问题
Why won't this compile?
trait T {}
fn f<U: 'static + T, V, E>(f2: V) -> impl Fn() -> Result<Box<dyn T>, E>
where
V: Fn() -> Result<U, E>,
{
move || -> Result<Box<dyn T>, E> { f2().map(Box::new) }
}
The error message is:
error[E0308]: mismatched types
--> src/lib.rs:7:40
|
7 | move || -> Result<Box<dyn T>, E> { f2().map(Box::new) }
| ^^^^^^^^^^^^^^^^^^ expected trait T, found type parameter
|
= note: expected type `std::result::Result<std::boxed::Box<(dyn T + 'static)>, _>`
found type `std::result::Result<std::boxed::Box<U>, _>`
= help: type parameters must be constrained to match other types
= note: for more information, visit https://doc.rust-lang.org/book/ch10-02-traits.html#traits-as-parameters
This version is ok:
trait T {}
fn f<U: 'static + T, V, E>(f2: V) -> impl Fn() -> Result<Box<dyn T>, E>
where
V: Fn() -> Result<U, E>,
{
move || -> Result<Box<dyn T>, E> {
match f2() {
Ok(result) => Ok(Box::new(result)),
Err(e) => Err(e),
}
}
}
In my opinion, (dyn T + 'static) and U are the same; am I right?

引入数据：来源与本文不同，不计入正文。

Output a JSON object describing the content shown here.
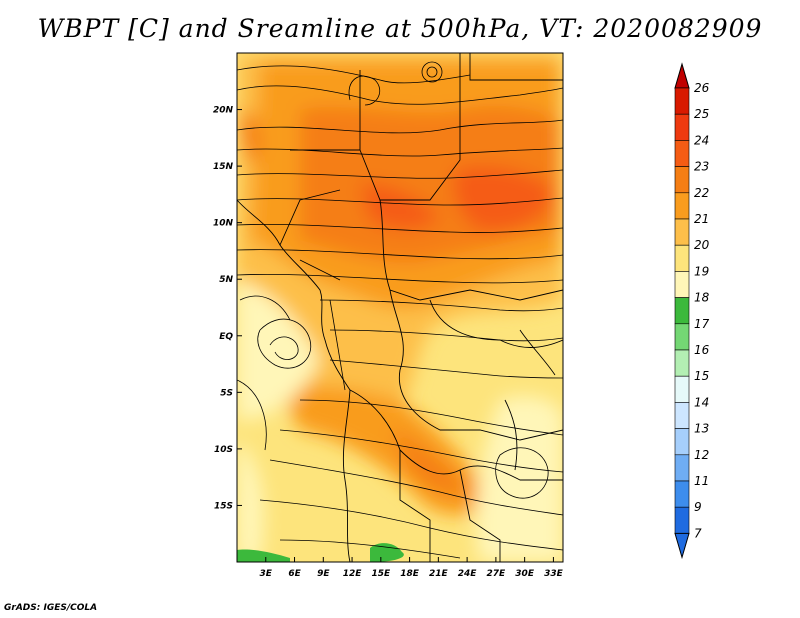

I'm using rustc 1.39.0-nightly (f0b58fcf0 2019-09-11).
回答1:
It's a limitation and I don't know if it will compile one day. The reason is that Rust doesn't know to convert between the two Result types, (dyn T + 'static) and U are totally different things. If this acceptable you can do f2().map(|x| Box::new(x) as _).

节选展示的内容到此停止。